November 2, 2021

Alan Greenspan expects short-term inflation to remain high

 Inflation, Nonfarm Payrolls, and the Federal Reserve's monetary policy are of key importance to traders and investors at the moment. After all, monetary policy depends on macroeconomic data. This week we will either find out the Fed's decision on monetary policy or will get another portion of hints and promises. Before that, let's talk about inflation and not only in the United States but across the globe. It comes as no surprise that the inflation rate is accelerating in the US, the EU, the UK, or Russia. After governments and central banks had pumped their economy with enormous sums of money, the money supply increased in every country. And when the money supply rises and production does not, national currencies begin to devalue. In addition, global demand for all possible kinds of products plunged during the pandemic. Consequently, the production of goods and the supply of services declined worldwide. Even now, when the economy has been recovering for quite a long time, as well as demand for goods and services, businesses and production cannot always keep up. Therefore, they lag behind improving demand. In other words, prices for some kinds of goods and services are growing due to shortages. And it is not about shortages the United Kingdom is now facing. The situation there is different due to Brexit-related issues.

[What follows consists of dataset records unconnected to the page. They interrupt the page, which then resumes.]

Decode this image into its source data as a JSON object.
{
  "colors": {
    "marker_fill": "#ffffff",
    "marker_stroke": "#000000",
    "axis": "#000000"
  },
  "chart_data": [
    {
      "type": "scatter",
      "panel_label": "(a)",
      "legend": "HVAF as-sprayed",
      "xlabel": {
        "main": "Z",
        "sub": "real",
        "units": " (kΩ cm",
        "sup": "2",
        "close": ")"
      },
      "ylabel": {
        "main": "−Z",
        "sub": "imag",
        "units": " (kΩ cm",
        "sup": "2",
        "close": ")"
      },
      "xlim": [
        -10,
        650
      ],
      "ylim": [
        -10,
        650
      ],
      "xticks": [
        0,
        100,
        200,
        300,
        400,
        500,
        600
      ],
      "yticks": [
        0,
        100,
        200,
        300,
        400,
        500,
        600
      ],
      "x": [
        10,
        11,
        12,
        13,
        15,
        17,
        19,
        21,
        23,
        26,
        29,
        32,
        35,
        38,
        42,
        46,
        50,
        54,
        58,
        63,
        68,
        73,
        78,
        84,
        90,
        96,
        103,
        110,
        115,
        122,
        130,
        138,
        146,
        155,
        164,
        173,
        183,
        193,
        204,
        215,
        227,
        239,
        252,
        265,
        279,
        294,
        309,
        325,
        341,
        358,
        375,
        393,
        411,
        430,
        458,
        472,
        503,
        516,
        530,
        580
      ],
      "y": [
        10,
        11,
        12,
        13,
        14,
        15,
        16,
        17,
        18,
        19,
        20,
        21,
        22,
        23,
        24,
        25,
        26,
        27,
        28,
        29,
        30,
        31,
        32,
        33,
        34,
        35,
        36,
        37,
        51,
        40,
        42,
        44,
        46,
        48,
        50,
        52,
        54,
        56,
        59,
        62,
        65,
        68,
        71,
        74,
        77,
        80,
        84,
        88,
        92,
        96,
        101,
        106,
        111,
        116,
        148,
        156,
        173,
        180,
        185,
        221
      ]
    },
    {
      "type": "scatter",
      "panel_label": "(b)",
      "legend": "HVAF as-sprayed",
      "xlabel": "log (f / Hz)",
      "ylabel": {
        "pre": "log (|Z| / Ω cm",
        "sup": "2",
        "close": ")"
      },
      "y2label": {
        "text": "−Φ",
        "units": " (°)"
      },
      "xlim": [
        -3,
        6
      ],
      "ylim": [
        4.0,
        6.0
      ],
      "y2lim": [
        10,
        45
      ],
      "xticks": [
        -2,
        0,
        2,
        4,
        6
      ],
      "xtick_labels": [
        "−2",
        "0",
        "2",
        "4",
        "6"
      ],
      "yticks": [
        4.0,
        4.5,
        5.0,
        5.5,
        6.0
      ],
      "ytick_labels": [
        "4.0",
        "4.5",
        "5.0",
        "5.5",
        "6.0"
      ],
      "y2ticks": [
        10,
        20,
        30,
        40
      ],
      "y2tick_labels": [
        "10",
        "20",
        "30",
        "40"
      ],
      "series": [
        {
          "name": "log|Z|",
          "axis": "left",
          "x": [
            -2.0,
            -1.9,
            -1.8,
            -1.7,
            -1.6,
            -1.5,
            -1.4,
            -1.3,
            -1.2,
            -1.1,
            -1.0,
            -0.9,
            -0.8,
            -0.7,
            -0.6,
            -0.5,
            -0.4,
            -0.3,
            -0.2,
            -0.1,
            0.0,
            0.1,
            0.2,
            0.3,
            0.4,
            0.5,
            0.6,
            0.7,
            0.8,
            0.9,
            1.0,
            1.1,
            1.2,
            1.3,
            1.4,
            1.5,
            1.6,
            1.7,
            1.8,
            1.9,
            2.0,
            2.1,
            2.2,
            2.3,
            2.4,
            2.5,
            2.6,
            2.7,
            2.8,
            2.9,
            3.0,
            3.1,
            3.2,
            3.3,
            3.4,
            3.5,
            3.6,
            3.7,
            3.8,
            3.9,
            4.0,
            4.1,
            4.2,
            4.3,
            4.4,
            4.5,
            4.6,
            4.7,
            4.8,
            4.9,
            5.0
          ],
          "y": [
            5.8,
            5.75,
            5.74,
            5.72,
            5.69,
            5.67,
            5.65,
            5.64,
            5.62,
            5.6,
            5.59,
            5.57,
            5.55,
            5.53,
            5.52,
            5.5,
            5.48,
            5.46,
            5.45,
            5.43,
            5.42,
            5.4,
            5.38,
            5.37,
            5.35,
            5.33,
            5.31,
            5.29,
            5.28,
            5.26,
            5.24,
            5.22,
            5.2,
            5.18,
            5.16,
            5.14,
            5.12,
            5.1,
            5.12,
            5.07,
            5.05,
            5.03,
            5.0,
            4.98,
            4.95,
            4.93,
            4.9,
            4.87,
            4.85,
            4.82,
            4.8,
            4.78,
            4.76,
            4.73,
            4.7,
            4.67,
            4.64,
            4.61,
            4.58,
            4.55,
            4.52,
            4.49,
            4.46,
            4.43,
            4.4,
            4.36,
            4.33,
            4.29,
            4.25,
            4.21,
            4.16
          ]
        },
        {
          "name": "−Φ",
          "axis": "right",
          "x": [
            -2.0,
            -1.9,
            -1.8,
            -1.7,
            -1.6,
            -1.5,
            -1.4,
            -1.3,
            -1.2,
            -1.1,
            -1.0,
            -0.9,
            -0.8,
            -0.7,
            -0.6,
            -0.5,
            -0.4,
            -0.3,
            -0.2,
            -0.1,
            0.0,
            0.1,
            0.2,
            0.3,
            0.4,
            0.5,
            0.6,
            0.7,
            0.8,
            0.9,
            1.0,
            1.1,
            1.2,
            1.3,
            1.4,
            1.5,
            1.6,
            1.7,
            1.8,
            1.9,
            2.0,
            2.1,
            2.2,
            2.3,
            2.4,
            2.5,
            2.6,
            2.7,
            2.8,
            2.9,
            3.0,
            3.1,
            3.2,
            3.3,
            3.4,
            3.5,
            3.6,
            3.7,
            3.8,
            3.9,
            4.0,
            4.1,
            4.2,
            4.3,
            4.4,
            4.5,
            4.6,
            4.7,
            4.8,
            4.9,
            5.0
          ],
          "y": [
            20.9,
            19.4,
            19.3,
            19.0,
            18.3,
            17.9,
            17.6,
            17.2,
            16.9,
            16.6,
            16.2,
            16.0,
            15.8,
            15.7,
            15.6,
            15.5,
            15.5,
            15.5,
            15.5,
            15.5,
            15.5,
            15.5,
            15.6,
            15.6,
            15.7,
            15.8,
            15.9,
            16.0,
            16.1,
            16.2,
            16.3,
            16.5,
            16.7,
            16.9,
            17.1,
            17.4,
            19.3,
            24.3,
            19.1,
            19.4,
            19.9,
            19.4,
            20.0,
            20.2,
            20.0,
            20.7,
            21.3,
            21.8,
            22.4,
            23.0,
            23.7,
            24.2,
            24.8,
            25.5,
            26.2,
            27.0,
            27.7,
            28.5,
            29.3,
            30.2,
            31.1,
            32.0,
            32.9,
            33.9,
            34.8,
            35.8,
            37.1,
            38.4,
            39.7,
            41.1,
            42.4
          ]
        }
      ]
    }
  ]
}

Above all else, energy, fuel, and electricity prices are rising, thus boosting the value of other products and services. After all, energy, fuel, and electricity are needed to manufacture any other kind of product or service. Stock markets, the crypto market, and the retail estate market are also on the rise. The economy is oversupplied with money, and investors do their best to save their capital from inflation, investing in all possible instruments, thus increasing their demand and value. Under such circumstances, it remains to be seen how the US and the EU will respond.

So far, Alan Greenspan, the former Fed chair, says inflation is likely to remain high longer than many analysts anticipate. He pinpoints that the pressure from core inflation on the inflation rate will remain intense. "Monetizing the debt cannot be a long-term solution, and increases in the money supply relative to the real goods and services an economy produces will eventually lead to higher price levels," Greenspan said. In the past 18 months, the former Fed chief said the US debt steadily outpaced the country's GDP, lifting the debt-to-GDP ratio. "The tendency toward inflation remains, unfortunately, well above the average of about 2% over the past two decades," Greenspan summarized.